Testing for cholesterol or other risk factors is useful only when it helps to reduce disease. We hope readers got the point that the evidence is sketchy and that statin treatment in kids is controversial.


Does the story adequately discuss the costs of the intervention?

Not Satisfactory

The story says universal screening would be expensive, but it does not provide any dollar amounts. Cost is clearly relevant to the story. The researchers blame the lack of health care insurance for the high proportion of parents and grandparents of these children who have never had a cholesterol test. The story does not address the issue of how families would pay for ongoing treatment if doctors prescribed it.

Does the story adequately quantify the benefits of the treatment/test/product/procedure?

Not Satisfactory

The lead sentence of this story says tens of thousands of children would benefit from cholesterol-lowering treatment if only more of them had their cholesterol levels checked.
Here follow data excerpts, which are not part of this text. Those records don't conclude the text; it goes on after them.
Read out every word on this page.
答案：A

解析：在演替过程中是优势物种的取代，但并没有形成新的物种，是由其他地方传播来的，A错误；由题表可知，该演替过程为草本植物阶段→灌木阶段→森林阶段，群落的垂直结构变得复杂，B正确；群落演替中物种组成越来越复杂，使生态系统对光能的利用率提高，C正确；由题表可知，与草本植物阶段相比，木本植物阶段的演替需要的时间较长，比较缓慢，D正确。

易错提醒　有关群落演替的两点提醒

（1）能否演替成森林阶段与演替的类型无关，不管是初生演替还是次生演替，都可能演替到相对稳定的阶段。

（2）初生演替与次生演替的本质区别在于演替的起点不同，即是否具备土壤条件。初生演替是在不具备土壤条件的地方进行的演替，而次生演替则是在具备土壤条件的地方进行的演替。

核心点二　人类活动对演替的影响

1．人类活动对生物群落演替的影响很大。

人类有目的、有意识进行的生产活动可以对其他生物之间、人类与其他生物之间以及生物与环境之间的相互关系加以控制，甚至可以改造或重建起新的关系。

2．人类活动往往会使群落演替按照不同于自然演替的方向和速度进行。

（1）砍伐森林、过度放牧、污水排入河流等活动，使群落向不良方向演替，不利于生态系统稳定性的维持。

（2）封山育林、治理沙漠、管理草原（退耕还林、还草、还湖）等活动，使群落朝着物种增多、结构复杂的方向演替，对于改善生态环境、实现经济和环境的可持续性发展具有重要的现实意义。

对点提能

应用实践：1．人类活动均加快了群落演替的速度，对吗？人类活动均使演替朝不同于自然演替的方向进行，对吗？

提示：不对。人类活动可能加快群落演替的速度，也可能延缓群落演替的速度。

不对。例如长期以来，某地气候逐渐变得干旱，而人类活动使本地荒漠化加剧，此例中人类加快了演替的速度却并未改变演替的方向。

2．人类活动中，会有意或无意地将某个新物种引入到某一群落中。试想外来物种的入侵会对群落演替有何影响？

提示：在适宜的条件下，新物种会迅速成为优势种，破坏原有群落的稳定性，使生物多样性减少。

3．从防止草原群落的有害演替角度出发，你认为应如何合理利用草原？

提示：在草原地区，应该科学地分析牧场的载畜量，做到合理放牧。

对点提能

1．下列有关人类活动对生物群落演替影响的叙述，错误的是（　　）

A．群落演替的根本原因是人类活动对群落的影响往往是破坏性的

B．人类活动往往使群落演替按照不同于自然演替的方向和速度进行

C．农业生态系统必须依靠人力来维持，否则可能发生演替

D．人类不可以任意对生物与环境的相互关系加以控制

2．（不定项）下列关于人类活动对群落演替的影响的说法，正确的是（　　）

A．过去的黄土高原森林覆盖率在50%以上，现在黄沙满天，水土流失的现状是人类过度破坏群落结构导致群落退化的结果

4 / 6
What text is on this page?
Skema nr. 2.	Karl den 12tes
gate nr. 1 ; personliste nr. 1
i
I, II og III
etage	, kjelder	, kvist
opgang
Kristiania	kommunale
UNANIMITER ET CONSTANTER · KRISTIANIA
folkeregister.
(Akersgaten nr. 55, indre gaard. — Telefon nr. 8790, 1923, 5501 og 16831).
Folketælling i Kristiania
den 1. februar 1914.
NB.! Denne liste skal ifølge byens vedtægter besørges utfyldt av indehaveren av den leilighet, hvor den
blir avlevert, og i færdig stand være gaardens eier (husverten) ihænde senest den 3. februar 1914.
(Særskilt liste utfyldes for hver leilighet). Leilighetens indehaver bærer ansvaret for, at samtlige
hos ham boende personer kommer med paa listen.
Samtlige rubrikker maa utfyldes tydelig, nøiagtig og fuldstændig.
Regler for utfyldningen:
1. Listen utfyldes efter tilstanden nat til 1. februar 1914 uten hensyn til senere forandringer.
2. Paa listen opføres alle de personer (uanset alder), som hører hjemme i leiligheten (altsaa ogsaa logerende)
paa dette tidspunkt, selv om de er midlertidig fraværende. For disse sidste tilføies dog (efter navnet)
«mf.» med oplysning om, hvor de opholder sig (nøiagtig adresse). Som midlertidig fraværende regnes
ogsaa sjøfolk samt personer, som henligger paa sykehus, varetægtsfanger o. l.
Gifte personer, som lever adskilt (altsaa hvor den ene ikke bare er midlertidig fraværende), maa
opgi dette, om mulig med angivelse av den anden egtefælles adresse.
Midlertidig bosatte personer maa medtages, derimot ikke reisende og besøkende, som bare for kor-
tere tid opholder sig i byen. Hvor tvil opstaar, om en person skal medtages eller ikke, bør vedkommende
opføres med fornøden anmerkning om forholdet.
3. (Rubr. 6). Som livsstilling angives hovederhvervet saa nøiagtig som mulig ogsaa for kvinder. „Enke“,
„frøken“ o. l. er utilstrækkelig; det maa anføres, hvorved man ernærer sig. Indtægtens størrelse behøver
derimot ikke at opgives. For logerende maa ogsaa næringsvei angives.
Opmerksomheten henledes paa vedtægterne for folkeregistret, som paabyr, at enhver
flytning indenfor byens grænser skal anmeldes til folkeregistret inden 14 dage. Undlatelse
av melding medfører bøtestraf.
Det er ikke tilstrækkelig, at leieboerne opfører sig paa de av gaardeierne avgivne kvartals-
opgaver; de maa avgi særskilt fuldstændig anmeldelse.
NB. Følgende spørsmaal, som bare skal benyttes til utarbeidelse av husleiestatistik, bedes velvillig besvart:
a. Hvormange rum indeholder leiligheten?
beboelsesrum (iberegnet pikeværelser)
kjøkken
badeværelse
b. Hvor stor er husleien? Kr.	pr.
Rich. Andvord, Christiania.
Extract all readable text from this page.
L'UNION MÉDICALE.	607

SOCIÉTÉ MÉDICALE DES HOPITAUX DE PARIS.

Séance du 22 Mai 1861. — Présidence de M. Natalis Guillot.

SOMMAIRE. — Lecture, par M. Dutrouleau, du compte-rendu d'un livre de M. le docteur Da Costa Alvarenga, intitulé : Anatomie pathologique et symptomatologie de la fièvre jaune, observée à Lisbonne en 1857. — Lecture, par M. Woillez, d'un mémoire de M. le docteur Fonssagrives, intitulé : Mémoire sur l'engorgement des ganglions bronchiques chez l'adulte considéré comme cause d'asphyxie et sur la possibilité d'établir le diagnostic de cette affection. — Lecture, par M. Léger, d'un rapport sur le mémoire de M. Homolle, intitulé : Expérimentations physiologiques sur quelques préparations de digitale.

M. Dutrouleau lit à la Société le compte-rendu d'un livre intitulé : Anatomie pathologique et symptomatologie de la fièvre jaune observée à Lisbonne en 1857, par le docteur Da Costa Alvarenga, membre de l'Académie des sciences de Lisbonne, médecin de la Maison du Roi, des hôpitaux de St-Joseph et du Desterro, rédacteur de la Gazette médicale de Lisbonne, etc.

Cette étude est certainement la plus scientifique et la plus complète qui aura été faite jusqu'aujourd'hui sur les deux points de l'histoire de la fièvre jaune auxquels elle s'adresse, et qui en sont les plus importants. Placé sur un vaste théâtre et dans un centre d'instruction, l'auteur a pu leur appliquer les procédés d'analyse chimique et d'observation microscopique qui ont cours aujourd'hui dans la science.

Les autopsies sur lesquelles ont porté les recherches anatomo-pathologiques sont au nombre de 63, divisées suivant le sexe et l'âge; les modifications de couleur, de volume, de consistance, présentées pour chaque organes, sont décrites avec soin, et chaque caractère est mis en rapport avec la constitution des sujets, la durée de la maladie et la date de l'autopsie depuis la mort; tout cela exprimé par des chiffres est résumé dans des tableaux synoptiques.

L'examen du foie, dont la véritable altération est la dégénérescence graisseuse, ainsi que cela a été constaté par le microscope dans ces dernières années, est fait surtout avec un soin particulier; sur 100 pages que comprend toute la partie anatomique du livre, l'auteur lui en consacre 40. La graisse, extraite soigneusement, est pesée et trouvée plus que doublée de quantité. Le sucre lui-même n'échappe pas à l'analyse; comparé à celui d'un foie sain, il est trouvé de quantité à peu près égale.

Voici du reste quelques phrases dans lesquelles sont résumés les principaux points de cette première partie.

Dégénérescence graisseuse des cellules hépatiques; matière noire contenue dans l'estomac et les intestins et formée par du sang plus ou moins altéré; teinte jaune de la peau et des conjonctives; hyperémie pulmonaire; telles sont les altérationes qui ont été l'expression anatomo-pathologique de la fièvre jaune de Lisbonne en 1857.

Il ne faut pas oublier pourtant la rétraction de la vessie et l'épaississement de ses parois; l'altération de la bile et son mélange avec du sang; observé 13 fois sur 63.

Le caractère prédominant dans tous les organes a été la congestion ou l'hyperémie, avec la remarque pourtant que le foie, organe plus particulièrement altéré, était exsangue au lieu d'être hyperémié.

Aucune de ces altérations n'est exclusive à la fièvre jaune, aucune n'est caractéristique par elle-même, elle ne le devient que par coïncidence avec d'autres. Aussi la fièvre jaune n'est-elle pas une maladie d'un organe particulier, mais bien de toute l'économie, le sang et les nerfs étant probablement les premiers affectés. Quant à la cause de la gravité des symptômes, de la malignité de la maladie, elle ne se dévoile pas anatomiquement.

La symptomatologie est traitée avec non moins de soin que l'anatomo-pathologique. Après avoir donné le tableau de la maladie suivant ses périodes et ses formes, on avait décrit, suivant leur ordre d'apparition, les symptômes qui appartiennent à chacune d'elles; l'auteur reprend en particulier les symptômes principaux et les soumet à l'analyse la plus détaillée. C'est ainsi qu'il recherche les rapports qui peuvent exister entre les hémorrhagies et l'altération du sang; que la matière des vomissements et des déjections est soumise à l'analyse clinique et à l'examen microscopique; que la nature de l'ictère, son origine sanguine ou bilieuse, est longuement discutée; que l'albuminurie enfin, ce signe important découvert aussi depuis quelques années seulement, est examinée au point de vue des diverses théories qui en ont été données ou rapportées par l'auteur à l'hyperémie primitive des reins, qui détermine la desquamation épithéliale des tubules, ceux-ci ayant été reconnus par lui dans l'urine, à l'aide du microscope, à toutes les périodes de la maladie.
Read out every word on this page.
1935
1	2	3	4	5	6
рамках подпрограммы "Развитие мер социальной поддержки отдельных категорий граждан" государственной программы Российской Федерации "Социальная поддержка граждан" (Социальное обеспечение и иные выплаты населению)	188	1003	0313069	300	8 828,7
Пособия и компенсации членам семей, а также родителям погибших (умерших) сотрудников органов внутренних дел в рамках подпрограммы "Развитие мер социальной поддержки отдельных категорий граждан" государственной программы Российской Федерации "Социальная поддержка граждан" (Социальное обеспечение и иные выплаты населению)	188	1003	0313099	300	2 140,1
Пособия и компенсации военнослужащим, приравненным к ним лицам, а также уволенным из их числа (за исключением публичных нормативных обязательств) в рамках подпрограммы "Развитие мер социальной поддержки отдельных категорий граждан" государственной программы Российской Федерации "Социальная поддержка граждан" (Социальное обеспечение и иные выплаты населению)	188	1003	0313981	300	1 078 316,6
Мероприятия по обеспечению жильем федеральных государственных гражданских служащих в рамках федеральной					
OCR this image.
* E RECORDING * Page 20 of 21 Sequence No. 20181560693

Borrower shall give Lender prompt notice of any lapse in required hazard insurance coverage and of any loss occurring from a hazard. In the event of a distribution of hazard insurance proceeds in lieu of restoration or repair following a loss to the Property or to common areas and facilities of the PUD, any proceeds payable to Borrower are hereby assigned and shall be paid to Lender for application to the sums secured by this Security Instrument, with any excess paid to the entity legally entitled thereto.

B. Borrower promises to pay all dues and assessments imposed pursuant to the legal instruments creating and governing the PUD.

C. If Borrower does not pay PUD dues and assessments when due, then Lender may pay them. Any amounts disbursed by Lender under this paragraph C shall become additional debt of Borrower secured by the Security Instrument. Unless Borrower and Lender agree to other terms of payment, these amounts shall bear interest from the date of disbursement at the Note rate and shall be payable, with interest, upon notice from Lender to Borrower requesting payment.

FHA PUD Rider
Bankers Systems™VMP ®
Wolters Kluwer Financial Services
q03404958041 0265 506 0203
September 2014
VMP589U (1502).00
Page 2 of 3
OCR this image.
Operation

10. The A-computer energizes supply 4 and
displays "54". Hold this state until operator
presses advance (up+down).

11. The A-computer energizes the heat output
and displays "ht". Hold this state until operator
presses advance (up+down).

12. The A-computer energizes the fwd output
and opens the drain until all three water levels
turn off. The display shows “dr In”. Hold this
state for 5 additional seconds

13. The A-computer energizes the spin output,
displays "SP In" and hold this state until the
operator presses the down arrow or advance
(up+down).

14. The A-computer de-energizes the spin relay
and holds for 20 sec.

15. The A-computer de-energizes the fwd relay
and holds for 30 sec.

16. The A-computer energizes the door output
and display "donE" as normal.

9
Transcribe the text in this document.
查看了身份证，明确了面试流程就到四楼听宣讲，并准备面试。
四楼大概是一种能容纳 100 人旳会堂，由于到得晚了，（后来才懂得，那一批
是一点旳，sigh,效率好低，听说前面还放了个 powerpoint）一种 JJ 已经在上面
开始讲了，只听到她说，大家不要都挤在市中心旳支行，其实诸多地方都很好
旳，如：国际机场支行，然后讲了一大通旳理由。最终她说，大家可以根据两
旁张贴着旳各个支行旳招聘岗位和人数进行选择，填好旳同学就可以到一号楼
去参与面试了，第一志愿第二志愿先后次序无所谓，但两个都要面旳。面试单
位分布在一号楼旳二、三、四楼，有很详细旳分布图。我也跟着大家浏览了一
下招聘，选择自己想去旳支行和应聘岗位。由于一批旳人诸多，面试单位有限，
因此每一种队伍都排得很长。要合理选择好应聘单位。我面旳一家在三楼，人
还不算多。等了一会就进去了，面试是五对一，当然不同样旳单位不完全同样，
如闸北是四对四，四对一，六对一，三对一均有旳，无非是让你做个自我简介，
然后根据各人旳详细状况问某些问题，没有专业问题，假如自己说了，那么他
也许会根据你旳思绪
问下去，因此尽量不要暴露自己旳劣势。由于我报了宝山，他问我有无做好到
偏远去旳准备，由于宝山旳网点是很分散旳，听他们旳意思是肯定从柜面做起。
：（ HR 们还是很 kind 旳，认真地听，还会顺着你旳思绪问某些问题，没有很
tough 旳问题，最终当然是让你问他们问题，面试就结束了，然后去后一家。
Readers may not see the comment in the bottom half of the story saying that there is no evidence that such treatment of children prevents heart disease later in life. Again, we wish those statements had been juxtaposed for emphasis or that the story had been restructured to clearly indicate the difference of opinion on evidence. Instead, the study authors get the last word, driving home the point once more about the "prudence" of universal screening, so we’re going to rule this criterion unsatisfactory.  We could have done that with the disease-mongering category instead.  The story should be dinged for this issue in some place or another. 

Does the story adequately explain/quantify the harms of the intervention?


The story points out that cholesterol-lowering drug treatment in children is controversial and the safety of such treatment has not been studied in children. However, the story does not mention any of the specific harms of statin treatment that have been identified in studies of adults.

Does the story seem to grasp the quality of the evidence?


The story reports that the results are based on data from screening more than 20,000 school children in West Virginia. However, it does not discuss whether the results from this one state can be applied to the nation as a whole. The story also includes a clear statement from an independent expert that points out that there is no evidence that treating high cholesterol in children prevents heart disease later in life, thus helping readers to distinguish between a lab test result (elevated cholesterol) and an actual health outcome (heart disease.)

Does the story commit disease-mongering?


This was a mixed bag in and of itself. The story includes a quote from an expert saying there is no evidence that drug treatment of children with high cholesterol prevents heart disease, but the lead of the story says tens of thousands of children “may benefit from cholesterol-lowering medication… U.S. doctors said.” We wish those statements had been juxtaposed for emphasis. Nonetheless, the USPSTF expert’s perspective was necessary and helpful.

Does the story use independent sources and identify conflicts of interest?


The journal Pediatrics stated that the study authors did not report any relevant financial interests. The story did include comments from an independent expert.

Does the story compare the new approach with existing alternatives?


The story includes an expert who argues against universal cholesterol screening for children. It also points out that lifestyle changes would be part of the treatment considered for children who have elevated cholesterol.

Does the story establish the availability of the treatment/test/product/procedure?

Not Applicable

The availability of cholesterol screening is not at issue.

Does the story establish the true novelty of the approach?

Not Applicable

The novelty of cholesterol screening and treatment is not at issue here.

Does the story appear to rely solely or largely on a news release?


The story does not appear to be based on a news release.